Plox, or Plocks, are employees/employers of the Barrel Factory. They appear to have a Black exterior with a pointy heads. They have a white face that gives them the appearance of a baby. They are also the inhabitants of the Rainbowcosmos. They have no gender and have an average I.Q. of 1,000, which is far greater than the average human's. Their skin absorbs all of the colors of the Rainbow cosmos, which is why this text is not rainbow in appearance. Their 1-dimensional personality and appearance have no meaning, which is why this text is white. This is also why water is not W̵͔̍̅ ̴̜͎̥̯̱̬͍̻̹̂͌̌̉̋̀̑̈́̕͘ḛ̴͒̌͜ ̸̛̙̠͋͛̒̑̽̾͑̏͠T̴͇̅̋͂̃̈́͌̍͝ (disregard those rediculous statements). Their regular diet is Rainbow eggs and ham, including other edible anomolies that are too complex to describe. They make products such as food soup (e.g. meat soup, chicken soup, Ice soup, hot soup, thicc soup🥵, Rainbow soup, etc...), as well as barrels, which tend to contain canned beef soup, which actually consists of the organs of many delicious animals, such as pork, rabbit, herring, and humans (they are not to be considered as cannibals; they are just doing their jobs). Their point of existence is to provide service to a variety of interdemmensional customers by fulfilling the role of an organization's suppliers.


There are different sects of plox/plocks. The primary sector that resides on the first floor of the company is the dark sector. The dark sect consists of plox/plocks which have been described previously in the first paragraph. They carry out the role of suppling and registering barrels and items. Remember what was stated in the first paragraph regarding their lobotomized personality? Disregard that ridiculous statement, as Black Plocks are the only ones who pertain to that personality (Yes, this is Power Rangers now, deal with it).

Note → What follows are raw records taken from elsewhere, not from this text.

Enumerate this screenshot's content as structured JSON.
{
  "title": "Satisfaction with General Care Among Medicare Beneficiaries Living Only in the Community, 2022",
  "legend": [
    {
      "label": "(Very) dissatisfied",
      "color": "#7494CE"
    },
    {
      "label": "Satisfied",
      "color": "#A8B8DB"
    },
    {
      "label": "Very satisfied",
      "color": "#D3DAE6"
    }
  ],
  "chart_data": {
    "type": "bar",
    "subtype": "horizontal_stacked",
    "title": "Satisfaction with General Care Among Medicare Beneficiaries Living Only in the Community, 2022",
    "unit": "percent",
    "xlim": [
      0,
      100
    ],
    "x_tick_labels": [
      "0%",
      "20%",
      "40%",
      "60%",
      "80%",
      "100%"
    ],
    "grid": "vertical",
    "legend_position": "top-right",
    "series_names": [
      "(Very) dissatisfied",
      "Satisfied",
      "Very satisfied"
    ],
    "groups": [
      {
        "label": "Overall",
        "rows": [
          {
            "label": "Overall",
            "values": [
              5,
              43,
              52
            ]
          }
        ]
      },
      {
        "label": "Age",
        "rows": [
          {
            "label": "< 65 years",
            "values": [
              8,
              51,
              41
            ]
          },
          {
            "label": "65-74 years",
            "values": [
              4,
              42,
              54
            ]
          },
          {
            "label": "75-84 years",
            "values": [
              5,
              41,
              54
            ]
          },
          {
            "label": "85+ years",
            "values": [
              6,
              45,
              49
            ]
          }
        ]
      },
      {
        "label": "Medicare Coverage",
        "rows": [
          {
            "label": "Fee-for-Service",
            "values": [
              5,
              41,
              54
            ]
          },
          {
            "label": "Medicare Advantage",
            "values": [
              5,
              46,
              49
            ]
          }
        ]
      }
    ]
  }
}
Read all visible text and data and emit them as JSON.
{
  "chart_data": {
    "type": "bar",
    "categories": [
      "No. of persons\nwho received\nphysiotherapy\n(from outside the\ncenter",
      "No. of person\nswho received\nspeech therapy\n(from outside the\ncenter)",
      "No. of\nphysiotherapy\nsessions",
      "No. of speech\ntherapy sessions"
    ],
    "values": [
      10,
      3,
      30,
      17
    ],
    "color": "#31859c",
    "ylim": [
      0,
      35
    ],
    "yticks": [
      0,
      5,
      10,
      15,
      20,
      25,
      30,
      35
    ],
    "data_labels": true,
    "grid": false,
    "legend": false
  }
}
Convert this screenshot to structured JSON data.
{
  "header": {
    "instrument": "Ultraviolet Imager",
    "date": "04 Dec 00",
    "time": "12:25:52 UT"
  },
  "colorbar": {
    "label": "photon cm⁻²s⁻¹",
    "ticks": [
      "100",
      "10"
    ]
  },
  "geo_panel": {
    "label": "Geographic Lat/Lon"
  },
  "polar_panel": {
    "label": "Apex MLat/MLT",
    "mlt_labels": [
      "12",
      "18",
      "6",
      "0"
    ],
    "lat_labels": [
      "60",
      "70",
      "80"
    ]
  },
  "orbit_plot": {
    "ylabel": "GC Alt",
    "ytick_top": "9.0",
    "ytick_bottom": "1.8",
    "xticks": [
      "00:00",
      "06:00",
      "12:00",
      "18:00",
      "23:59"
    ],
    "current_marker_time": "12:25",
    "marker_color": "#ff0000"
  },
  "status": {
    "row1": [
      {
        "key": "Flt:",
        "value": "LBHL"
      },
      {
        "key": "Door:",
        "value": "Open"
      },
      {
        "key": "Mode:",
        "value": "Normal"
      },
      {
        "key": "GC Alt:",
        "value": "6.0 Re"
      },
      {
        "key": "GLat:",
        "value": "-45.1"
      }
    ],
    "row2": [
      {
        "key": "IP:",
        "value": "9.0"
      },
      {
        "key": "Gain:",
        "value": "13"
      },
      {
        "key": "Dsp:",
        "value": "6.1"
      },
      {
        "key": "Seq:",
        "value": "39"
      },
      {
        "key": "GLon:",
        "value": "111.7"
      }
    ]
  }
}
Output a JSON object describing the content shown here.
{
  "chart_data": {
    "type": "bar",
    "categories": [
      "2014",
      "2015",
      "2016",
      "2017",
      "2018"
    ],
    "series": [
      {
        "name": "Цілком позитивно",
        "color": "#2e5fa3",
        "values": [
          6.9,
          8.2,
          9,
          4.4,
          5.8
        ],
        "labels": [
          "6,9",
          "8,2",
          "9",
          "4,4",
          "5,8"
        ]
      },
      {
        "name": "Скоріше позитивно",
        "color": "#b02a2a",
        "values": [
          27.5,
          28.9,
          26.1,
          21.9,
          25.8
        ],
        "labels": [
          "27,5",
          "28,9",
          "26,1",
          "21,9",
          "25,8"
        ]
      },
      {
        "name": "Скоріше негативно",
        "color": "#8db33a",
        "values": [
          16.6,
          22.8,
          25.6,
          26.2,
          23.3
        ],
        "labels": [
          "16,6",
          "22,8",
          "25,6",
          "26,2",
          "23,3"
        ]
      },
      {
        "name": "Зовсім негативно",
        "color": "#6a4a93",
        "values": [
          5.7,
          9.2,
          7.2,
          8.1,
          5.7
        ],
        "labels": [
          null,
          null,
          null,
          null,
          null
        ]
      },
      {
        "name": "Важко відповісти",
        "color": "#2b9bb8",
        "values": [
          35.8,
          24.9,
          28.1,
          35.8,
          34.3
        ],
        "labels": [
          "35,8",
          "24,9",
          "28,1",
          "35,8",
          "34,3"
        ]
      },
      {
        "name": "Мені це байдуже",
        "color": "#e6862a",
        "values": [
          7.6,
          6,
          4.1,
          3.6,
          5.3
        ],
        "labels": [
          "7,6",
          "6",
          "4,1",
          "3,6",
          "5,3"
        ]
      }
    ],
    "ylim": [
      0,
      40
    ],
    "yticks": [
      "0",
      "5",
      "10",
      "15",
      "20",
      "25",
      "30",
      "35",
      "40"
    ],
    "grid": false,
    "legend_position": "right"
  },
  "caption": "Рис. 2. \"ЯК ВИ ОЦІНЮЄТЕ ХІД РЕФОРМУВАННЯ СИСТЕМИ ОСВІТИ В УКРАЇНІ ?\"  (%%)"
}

Green Plocks are a bit more on the bubbly side. Located in the vagrant sector (miscellaneous botany and lab-rat sector), these types task themselves out of hubris with the most fun-tastic of enterprises. These Plocks also tend to have dissacociative personality disorder (DID) because they're so fUn! (Like, really fun). From balancing on top of Oogles and Earth's beach balls into their designated vicinities, to type writing love poems to customers about the deliciously esteemed cooked soup, these Plocks put the Oomph (h is silent) in Oompaloompa Crazy!1! Red Plocks, located in the "lais·sez-faire" (thanks a lot, Google) sector, these no-monkey-business, hard-headed, tuxedo-tattered go getters know how to get from plan A (get this) to plan B (no laughing they're serious business). These plocks sure do know how to achieve their goals in a realistic, practical way - except when they don't! In such case, they form what is know the hive mind, pilling themselves on top of one another in an endless sea of red in order to reach concensus on risk management, market trends, as well as sustainability and ESG (Environmental, social, and governance factors).